Which brings us to the second set of problems. When they say “smoke free” they don’t mean that they will help everyone quit. They mean they will help you switch from regular cigarettes to their new smoke free products. Which even Philip Morris admits have not been proven in any way to be better. In their words: “Studies on our most advanced smoke-free product, IQOS, are progressing rapidly and the results are encouraging.” So they are pushing people from one of their products which we know for sure is bad for you, to another one of their products which we don’t know yet.
The third, very glaring problem, is the selectivity of it all. Funnily enough in Greece they recently passed a strange law against vaping products without nicotine. It is almost as if someone bribed law makers to bend laws in their direction. No, wait, that is the sort of thing that happens in films. For example films depicting what the tobacco companies did in the past in fact.
And of course there is a fundamental, logical problem.
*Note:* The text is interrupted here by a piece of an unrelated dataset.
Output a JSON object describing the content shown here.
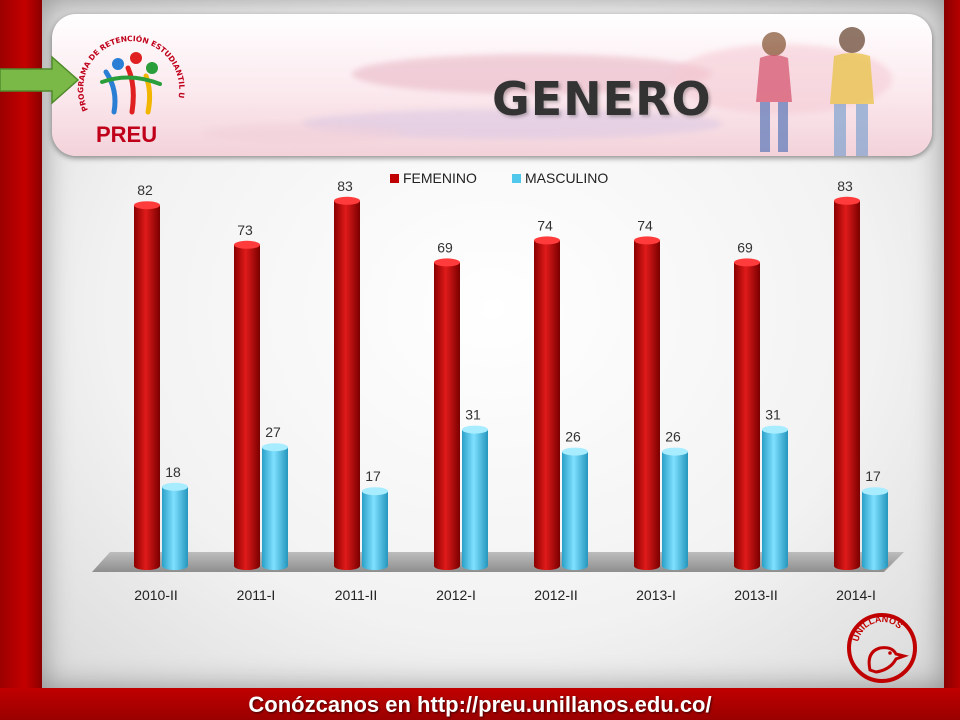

Philip Morris is in the business of selling products for smoking. “We’re dedicated to doing something very dramatic – replacing cigarettes with the smoke-free products that we’re developing and selling.” That is the closest you get to a mission statement. So they are not are not actually going to help the inhabitants of any Greek island reduce smoking. They just want to get visitors and locals to switch to their products. This would be acceptable maybe as a step in the right direction if:
a) we were sure it is better for your health and
b)if they did it all around the world.
But of course in other countries where they can still sell traditional cigarettes, that is what they sell. They are lying in your face and not even holding crossed fingers behind their back.
The history of American Tobacco, their lies and deceits and illegal monstrosities has been relatively well documented. This new chapter in their history emulates Donald Trump’s sheer audacity in lying straight to your face but makes it worse but applying a veneer of do-goodery. A tobacco company paying a municipality to pretend it is doing something about a public health problem when in fact it is just giving free reign to Philip Morris to sell and promote their products like crazy all over the island.
It would be great if there was someone that could do something about it.